Sad when the wish of most Americans is to be a force for good in the world.
Now everything we do, however well intentioned, seems to earn us more hatred — a hatred that may explode again and again on our shores.
I want to bury my head in the sand, or fling my arms around my grandchildren.
There was a time when our government maintained relationships with governments we did not like. Some of us reviled that tactic, too. Remember the outcry against former President George H. W. Bush’s friendship with the Saudis, and the photos of Donald Rumsfeld shaking hands with their king?
Now we cut off nations we do not like. Now we hardly speak, except to throw epithets across the divide.
The quest for peace is elusive.

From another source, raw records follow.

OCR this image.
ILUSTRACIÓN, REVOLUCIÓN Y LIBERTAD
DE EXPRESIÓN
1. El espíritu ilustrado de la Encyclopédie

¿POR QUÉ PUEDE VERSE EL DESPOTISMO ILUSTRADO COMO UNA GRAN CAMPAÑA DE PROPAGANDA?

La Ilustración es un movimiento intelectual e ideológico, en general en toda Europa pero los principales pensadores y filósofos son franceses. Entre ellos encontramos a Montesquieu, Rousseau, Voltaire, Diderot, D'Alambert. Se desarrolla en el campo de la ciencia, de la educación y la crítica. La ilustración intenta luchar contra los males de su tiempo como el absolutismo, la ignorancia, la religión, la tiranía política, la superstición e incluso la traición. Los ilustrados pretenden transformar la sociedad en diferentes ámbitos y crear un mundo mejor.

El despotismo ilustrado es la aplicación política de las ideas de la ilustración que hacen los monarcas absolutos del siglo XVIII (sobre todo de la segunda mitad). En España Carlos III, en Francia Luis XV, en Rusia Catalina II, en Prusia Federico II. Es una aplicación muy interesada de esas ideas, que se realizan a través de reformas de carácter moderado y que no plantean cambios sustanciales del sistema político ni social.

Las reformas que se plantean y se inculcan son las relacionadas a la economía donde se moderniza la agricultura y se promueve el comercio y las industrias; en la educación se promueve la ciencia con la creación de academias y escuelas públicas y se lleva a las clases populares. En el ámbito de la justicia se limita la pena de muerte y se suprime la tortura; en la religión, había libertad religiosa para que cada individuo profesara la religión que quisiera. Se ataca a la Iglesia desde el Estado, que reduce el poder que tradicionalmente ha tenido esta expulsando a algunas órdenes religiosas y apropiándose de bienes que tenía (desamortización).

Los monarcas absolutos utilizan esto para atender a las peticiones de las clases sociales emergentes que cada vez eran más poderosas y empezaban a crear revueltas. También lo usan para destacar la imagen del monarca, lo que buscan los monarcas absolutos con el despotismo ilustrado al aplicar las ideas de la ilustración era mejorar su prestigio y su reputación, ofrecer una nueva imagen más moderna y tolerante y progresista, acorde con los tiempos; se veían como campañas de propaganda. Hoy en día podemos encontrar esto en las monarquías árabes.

But surely our role should not be as an abetter of war but as an arbiter amongst nations and the crazies who are trying to bring those nations down.
Can we still do it?
As our eyes turn to Lebanon, the rest of the world continues to explode — people are still dying in Iraq and Afghanistan and Darfur; Iran and North Korea are black clouds on the international horizon.
It’s hard to keep track. It’s hard to have hope.
So people like me deaden our pain with a weekend at Sea Ranch, where we keep reality at bay.
War seems far away, our part in it seems very distant, my role is negligible because there’s nothing I’m asked to do.
But the reckoning may not be far away, and I can’t help but tremble at the prospect.